Il ne s’agit pas ici de contester la possibilité de toute raison. Mais il s’agit de la concilier avec le principe d’une nature « finie ». On se souvient ici que les penseurs de la Renaissance, Copernic en tête, ont eu la prétention de placer la raison dans l’infini. Maffesoli annonce le retour d’une pensée pré-copernicienne, où la raison se sait impuissante à dépasser les limites fixées par la réalité, où elle cherche simplement à en approfondir les mystères. 

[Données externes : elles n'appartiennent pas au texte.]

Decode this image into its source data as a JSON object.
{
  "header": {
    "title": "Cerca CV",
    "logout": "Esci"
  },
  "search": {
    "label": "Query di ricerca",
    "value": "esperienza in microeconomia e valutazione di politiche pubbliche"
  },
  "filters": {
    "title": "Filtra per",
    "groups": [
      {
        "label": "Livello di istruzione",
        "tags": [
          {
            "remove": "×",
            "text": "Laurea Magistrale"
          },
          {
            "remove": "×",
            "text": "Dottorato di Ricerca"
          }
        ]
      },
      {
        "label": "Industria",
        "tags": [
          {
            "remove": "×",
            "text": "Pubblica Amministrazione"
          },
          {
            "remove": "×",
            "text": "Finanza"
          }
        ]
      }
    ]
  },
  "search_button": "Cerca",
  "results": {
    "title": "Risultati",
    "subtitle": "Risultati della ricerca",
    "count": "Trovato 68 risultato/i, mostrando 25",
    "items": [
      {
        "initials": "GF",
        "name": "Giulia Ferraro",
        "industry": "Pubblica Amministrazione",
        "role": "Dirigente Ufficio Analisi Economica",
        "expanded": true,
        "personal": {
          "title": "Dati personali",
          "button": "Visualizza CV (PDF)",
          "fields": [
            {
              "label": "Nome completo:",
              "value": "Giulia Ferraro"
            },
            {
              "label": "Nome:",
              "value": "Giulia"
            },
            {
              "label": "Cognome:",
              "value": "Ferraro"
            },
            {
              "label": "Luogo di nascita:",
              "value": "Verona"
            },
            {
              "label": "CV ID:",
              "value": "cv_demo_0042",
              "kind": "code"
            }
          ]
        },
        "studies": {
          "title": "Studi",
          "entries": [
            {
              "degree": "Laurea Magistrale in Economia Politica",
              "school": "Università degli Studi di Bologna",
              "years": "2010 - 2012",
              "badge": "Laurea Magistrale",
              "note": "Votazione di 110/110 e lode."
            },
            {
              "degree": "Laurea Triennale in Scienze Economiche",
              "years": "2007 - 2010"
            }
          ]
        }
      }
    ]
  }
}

L’écologie est-elle une religion ?

Reste une question qui n’est pas clairement posée dans l’ouvrage de Maffesoli, et qui mériterait d’être décortiquée sereinement. Greta Thunberg est-elle l’une des grandes prêtresses de cette religion moderne qui s’annonce ? Au fond, l’écologie n’est en effet pas éloignée de cette critique du rationalisme individualiste que décrit Maffesoli. Et sur bien des points, Maffesoli ne propose pas autre chose qu’une doctrine de cette nature naturée, pour reprendre Spinoza, qui inspire tant les réflexes écologistes. 

C’est peut-être ici qu’on attend le prochain ouvrage de Maffesoli. Cette déclinaison de sa pensée à l’aune de l’écologie politique bouclerait une bien intéressante boucle.